Мне с трудом удалось удержаться и не выплеснуть ему в физиономию содержимое бокала. Вместо этого я вежливо улыбнулась и сказала:
– А как ты узнал?
Пока мы сидели, нас не оставляли в покое фотографы. Приходилось притворяться, будто мы их не замечаем, шутим, смеемся и держимся за руки.
Через час мы вернулись вместе с Гарри и Гвендолин и переоделись в обычную одежду.
Перед тем как расстаться, Брик повернулся ко мне и с улыбкой произнес:
– Завтра только о нас и будут говорить.
– Наверняка.
– Дай знать, если захочешь подкинуть им тему для сплетен.
Мне бы промолчать, мило улыбнуться и уйти, но я не смогла:
– Не жди, не надейся.
Брик посмотрел на меня, рассмеялся и помахал на прощание, как будто ничего обидного не услышал.
– Как вы можете верить в этого парня? – спросила я. Гарри уже ждал меня у машины и даже открыл мне дверцу.
– Этот парень приносит нам кучу денег, – ответил он, когда я села.
Гарри сел за руль, повернул ключ зажигания, но с места не тронулся, а посмотрел на меня.
– Я не говорю, что ты должна встречаться с актерами, которые тебе не нравятся.

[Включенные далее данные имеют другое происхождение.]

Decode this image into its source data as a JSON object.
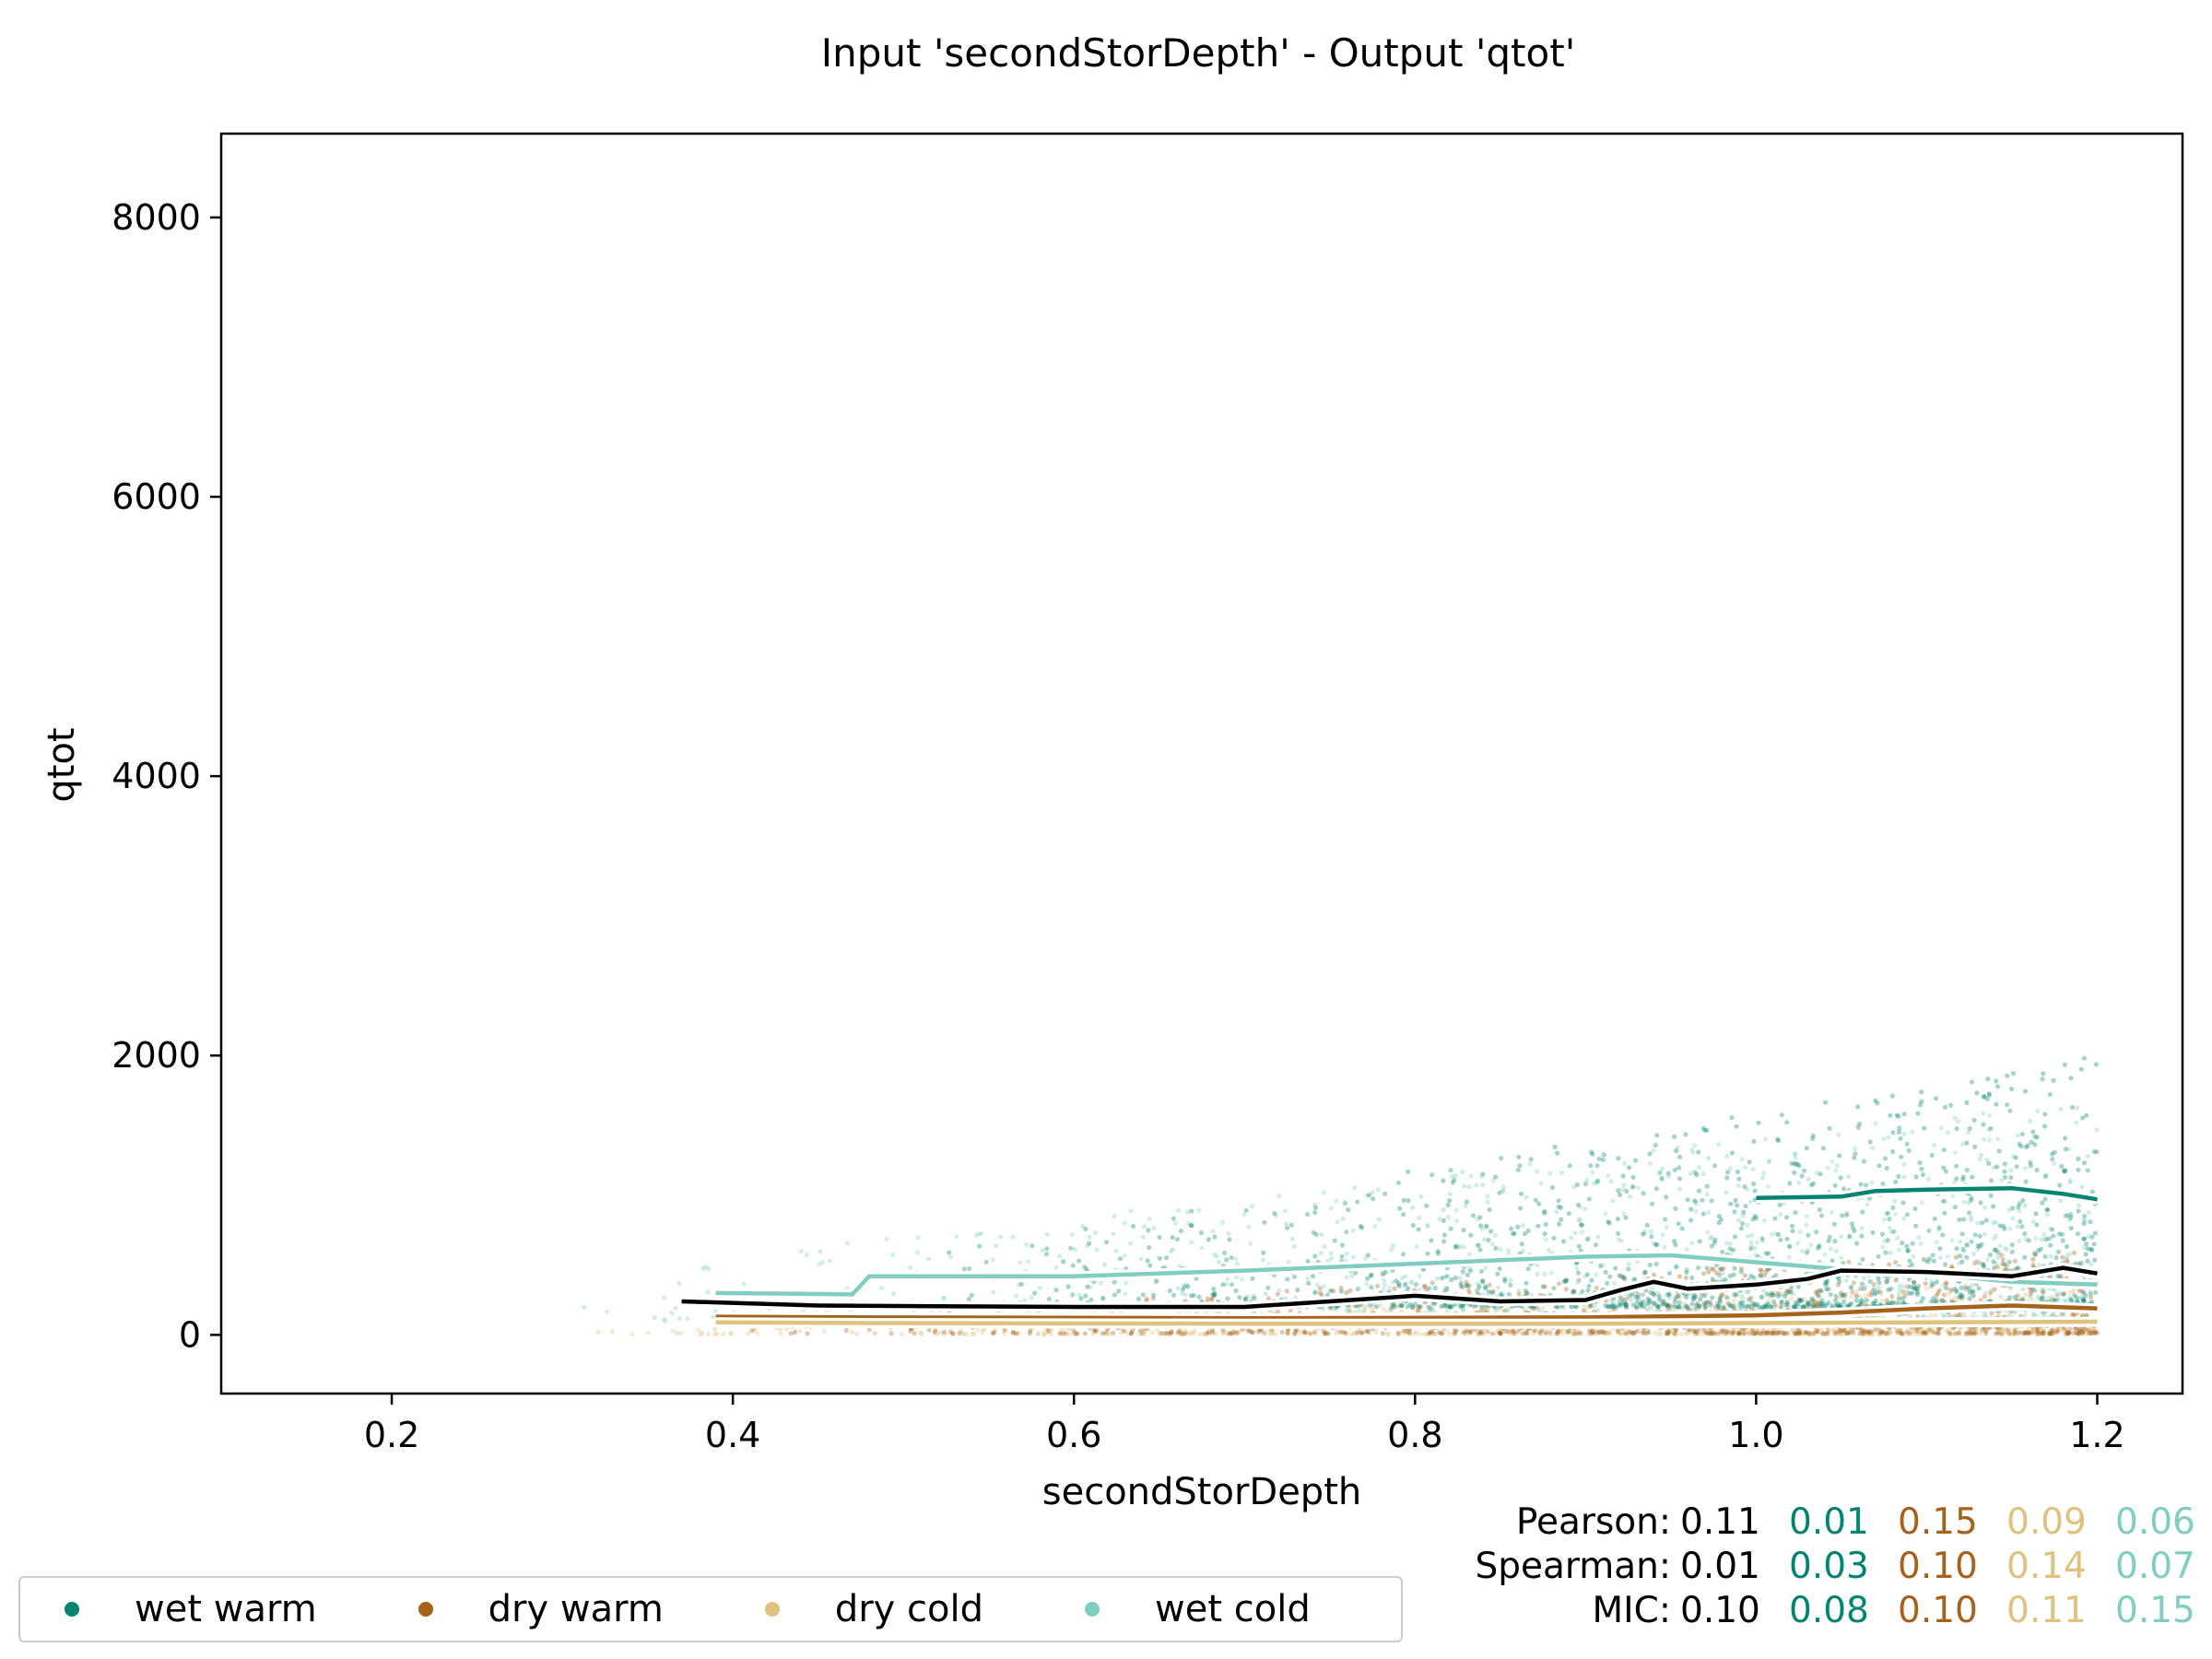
{
  "chart_data": {
    "type": "scatter",
    "title": "Input 'secondStorDepth' - Output 'qtot'",
    "xlabel": "secondStorDepth",
    "ylabel": "qtot",
    "xlim": [
      0.1,
      1.25
    ],
    "ylim": [
      -420,
      8600
    ],
    "xticks": [
      0.2,
      0.4,
      0.6,
      0.8,
      1.0,
      1.2
    ],
    "xtick_labels": [
      "0.2",
      "0.4",
      "0.6",
      "0.8",
      "1.0",
      "1.2"
    ],
    "yticks": [
      0,
      2000,
      4000,
      6000,
      8000
    ],
    "ytick_labels": [
      "0",
      "2000",
      "4000",
      "6000",
      "8000"
    ],
    "grid": false,
    "legend_position": "bottom-left",
    "series": [
      {
        "name": "wet warm",
        "color": "#018571",
        "cloud": {
          "xmin": 0.5,
          "xmax": 1.2,
          "base": 200,
          "spread": 900,
          "count": 1400
        },
        "trend": [
          [
            1.0,
            980
          ],
          [
            1.05,
            990
          ],
          [
            1.07,
            1030
          ],
          [
            1.1,
            1040
          ],
          [
            1.15,
            1050
          ],
          [
            1.18,
            1010
          ],
          [
            1.2,
            970
          ]
        ]
      },
      {
        "name": "dry warm",
        "color": "#a6611a",
        "cloud": {
          "xmin": 0.4,
          "xmax": 1.2,
          "base": 10,
          "spread": 300,
          "count": 1100
        },
        "trend": [
          [
            0.39,
            130
          ],
          [
            0.48,
            125
          ],
          [
            0.7,
            120
          ],
          [
            0.9,
            125
          ],
          [
            1.0,
            140
          ],
          [
            1.05,
            160
          ],
          [
            1.1,
            190
          ],
          [
            1.15,
            210
          ],
          [
            1.2,
            190
          ]
        ]
      },
      {
        "name": "dry cold",
        "color": "#dfc27d",
        "cloud": {
          "xmin": 0.28,
          "xmax": 1.2,
          "base": 5,
          "spread": 180,
          "count": 900
        },
        "trend": [
          [
            0.39,
            90
          ],
          [
            0.48,
            85
          ],
          [
            0.7,
            80
          ],
          [
            0.9,
            80
          ],
          [
            1.0,
            85
          ],
          [
            1.1,
            90
          ],
          [
            1.2,
            95
          ]
        ]
      },
      {
        "name": "wet cold",
        "color": "#80cdc1",
        "cloud": {
          "xmin": 0.3,
          "xmax": 1.2,
          "base": 100,
          "spread": 800,
          "count": 1300
        },
        "trend": [
          [
            0.39,
            300
          ],
          [
            0.47,
            290
          ],
          [
            0.48,
            420
          ],
          [
            0.6,
            420
          ],
          [
            0.7,
            460
          ],
          [
            0.8,
            510
          ],
          [
            0.9,
            560
          ],
          [
            0.95,
            570
          ],
          [
            1.0,
            520
          ],
          [
            1.05,
            470
          ],
          [
            1.1,
            440
          ],
          [
            1.15,
            380
          ],
          [
            1.2,
            360
          ]
        ]
      }
    ],
    "overall_trend": {
      "color": "#000000",
      "points": [
        [
          0.37,
          240
        ],
        [
          0.45,
          210
        ],
        [
          0.6,
          200
        ],
        [
          0.7,
          200
        ],
        [
          0.75,
          240
        ],
        [
          0.8,
          280
        ],
        [
          0.85,
          240
        ],
        [
          0.9,
          250
        ],
        [
          0.92,
          320
        ],
        [
          0.94,
          380
        ],
        [
          0.96,
          330
        ],
        [
          1.0,
          360
        ],
        [
          1.03,
          400
        ],
        [
          1.05,
          460
        ],
        [
          1.1,
          450
        ],
        [
          1.15,
          420
        ],
        [
          1.18,
          480
        ],
        [
          1.2,
          440
        ]
      ]
    },
    "stats": {
      "labels": [
        "Pearson:",
        "Spearman:",
        "MIC:"
      ],
      "columns_colors": [
        "#000000",
        "#018571",
        "#a6611a",
        "#dfc27d",
        "#80cdc1"
      ],
      "rows": [
        [
          "0.11",
          "0.01",
          "0.15",
          "0.09",
          "0.06"
        ],
        [
          "0.01",
          "0.03",
          "0.10",
          "0.14",
          "0.07"
        ],
        [
          "0.10",
          "0.08",
          "0.10",
          "0.11",
          "0.15"
        ]
      ]
    }
  }
}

Но проводить время с кем-то, кто тебе симпатичен, пойдет на пользу и тебе, и студии. Публике это нравится.
Я-то по наивности думала, что с притворством покончено, что мне не нужно больше делать вид, как я дорожу вниманием каждого встречного мужчины.
– О’кей. Постараюсь.
Зная, что это пойдет на пользу и моей собственной карьере, я, скрипя зубами, сходила на свидание с Питом Гриром и Бобби Донованом.
Но потом Гарри организовал мою встречу с Доном Адлером, и я забыла, почему мне с самого начала не нравилась эта идея.
* * *
Дон Адлер пригласил меня в «Мокамбо», несомненно, самый популярный тогда клуб в городе, и заехал за мной на машине.
Открыв дверь, я увидела его у порога – в пошитом на заказ костюме и с букетом лилий. Я была в туфельках на каблуках, и он оказался лишь на несколько дюймов выше. Светло-каштановые волосы, карие глаза, квадратный подбородок и улыбка, увидев которую, вы и сами начинаете улыбаться в ответ. Такой же улыбкой славилась его мать, и от нее она перешла к сыну.